The United States has supported long, destructive urban fights. In the war against IS, the United States supported 277 days of urban fighting in Mosul, 90 days in Raqqa, and 23 days in Manbij. In comparison, Washington and other international actors pressured Israel to shut down its December 2008 Gaza operation after 22 days and its 2014 operation after 49 days, even though they were less destructive than any of the three urban operations against IS.
Implications for U.S. Policy
Even if Israeli ground operations are initially successful, as tends to be the case with the first phase of urban warfare, U.S. officials should presume that the campaign will soon become slower, costlier, and deeply unpopular—not just in the Arab world, but also in Europe and eventually the United States.

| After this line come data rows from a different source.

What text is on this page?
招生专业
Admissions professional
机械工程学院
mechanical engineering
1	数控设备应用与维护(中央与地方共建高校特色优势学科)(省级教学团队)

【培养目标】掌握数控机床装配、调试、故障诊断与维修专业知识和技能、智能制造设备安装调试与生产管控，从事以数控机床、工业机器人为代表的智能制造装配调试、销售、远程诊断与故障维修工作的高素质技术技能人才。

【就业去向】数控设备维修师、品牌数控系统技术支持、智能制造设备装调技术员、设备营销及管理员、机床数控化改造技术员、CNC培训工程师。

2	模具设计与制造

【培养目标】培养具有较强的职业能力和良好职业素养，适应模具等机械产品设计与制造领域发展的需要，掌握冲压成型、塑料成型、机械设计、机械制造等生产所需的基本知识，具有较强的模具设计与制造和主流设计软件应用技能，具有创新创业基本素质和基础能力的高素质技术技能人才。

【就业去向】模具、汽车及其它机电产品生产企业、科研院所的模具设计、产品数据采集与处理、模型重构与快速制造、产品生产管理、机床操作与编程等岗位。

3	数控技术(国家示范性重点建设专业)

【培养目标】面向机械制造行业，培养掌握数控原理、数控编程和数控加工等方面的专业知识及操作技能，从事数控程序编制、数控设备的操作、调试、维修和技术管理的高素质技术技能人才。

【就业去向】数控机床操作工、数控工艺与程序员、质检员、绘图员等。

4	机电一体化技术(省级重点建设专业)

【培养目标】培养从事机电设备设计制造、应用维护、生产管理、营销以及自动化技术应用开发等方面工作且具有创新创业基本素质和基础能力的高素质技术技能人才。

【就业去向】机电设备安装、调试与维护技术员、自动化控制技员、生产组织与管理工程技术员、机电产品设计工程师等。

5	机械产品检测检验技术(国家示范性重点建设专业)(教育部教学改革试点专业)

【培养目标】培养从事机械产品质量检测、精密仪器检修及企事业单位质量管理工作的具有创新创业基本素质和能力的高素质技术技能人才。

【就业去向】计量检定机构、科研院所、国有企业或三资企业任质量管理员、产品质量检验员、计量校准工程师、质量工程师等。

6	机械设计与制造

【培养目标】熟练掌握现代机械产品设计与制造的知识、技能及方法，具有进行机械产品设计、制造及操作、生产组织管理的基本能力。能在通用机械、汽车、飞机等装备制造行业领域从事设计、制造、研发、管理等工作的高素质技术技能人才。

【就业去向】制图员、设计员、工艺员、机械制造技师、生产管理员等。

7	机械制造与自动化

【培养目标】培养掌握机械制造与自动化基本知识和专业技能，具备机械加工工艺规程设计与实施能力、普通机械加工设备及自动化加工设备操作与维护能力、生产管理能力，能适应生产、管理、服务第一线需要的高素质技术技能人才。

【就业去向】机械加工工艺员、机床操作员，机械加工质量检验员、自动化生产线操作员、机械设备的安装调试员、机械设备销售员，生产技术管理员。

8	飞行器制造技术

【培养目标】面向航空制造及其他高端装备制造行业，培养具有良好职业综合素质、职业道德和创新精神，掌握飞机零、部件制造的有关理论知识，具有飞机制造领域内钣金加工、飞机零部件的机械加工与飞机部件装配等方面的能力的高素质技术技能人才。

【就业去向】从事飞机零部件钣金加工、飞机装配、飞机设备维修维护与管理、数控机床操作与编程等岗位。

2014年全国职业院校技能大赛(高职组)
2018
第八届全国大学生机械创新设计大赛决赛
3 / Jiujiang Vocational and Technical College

If America supports a ground operation and truly intends to “stand with Israel,” then it must fully own that decision for the duration of the campaign—unlike the Saudi-led intervention in Yemen, which Washington initially backed but then progressively disavowed as the outcry over civilian casualties increased. To expel the bulk of Hamas from Gaza—a worthwhile benefit for the entire international community, not just Israel—the IDF must be given the space and time to complete the mission. Otherwise, both sides will have paid the grave costs of a ground operation with little or nothing to show for it, and with future rounds of Hamas terrorism and warfare sure to follow.

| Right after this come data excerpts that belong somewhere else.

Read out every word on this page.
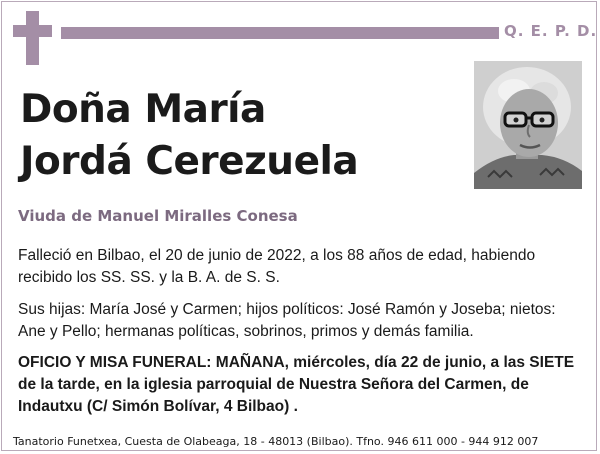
Q. E. P. D.
Doña María
Jordá Cerezuela
Viuda de Manuel Miralles Conesa
Falleció en Bilbao, el 20 de junio de 2022, a los 88 años de edad, habiendo recibido los SS. SS. y la B. A. de S. S.
Sus hijas: María José y Carmen; hijos políticos: José Ramón y Joseba; nietos: Ane y Pello; hermanas políticas, sobrinos, primos y demás familia.
OFICIO Y MISA FUNERAL: MAÑANA, miércoles, día 22 de junio, a las SIETE de la tarde, en la iglesia parroquial de Nuestra Señora del Carmen, de Indautxu (C/ Simón Bolívar, 4 Bilbao) .
Tanatorio Funetxea, Cuesta de Olabeaga, 18 - 48013 (Bilbao). Tfno. 946 611 000 - 944 912 007
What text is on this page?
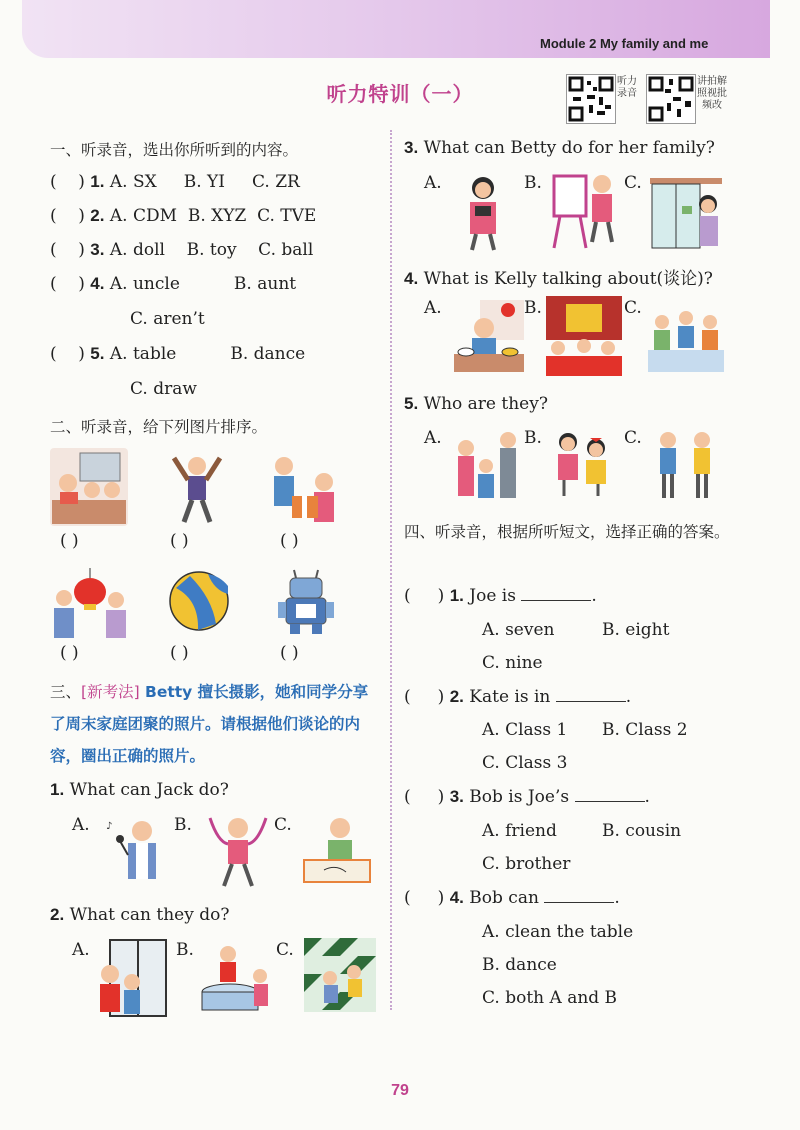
Module 2 My family and me
听力特训（一）
听力录音
讲拍解照视批频改
一、听录音，选出你所听到的内容。
(    ) 1. A. SX     B. YI     C. ZR
(    ) 2. A. CDM  B. XYZ  C. TVE
(    ) 3. A. doll    B. toy    C. ball
(    ) 4. A. uncle          B. aunt
C. aren’t
(    ) 5. A. table          B. dance
C. draw
二、听录音，给下列图片排序。
( )	( )	( )
( )	( )	( )
三、[新考法] Betty 擅长摄影，她和同学分享了周末家庭团聚的照片。请根据他们谈论的内容，圈出正确的照片。
1. What can Jack do?
A. ♪	B.	C.
2. What can they do?
A.	B.	C.
3. What can Betty do for her family?
A.	B.	C.
4. What is Kelly talking about(谈论)?
A.	B.	C.
5. Who are they?
A.	B.	C.
四、听录音，根据所听短文，选择正确的答案。
(     ) 1. Joe is	.
A. seven	B. eight
C. nine
(     ) 2. Kate is in	.
A. Class 1 B. Class 2
C. Class 3
(     ) 3. Bob is Joe’s	.
A. friend	B. cousin
C. brother
(     ) 4. Bob can	.
A. clean the table
B. dance
C. both A and B
79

Accordingly, if Washington supports the Gaza ground operation, then it will need to summon the same resolve it showed during the battles for Kobane, Ramadi, Manbij, Raqqa, and Mosul. The recent mass-casualty terrorist attacks in Israel have bared Hamas’s true nature for all to see, including its growing threats to regional stability and U.S. interests, its implacable opposition to Israeli-Palestinian coexistence, and its active role in advancing Iran’s interests. If Washington supports Israel’s elimination of the group’s military and governing capabilities in Gaza—much as the U.S.-led global coalition supported the elimination of IS territorial control in Iraq and Syria—then it needs to accept that this goal will not be achievable without significant harm to Gaza’s civilian population, even with the best of efforts. The sad truth is that the civilian death toll in Gaza—not to mention the risk to hostages and Israeli troops—could reach the levels seen during the Battle of Mosul (estimated at more than 9,000 killed), rivaling the high price that many innocent Iraqis paid to defeat IS.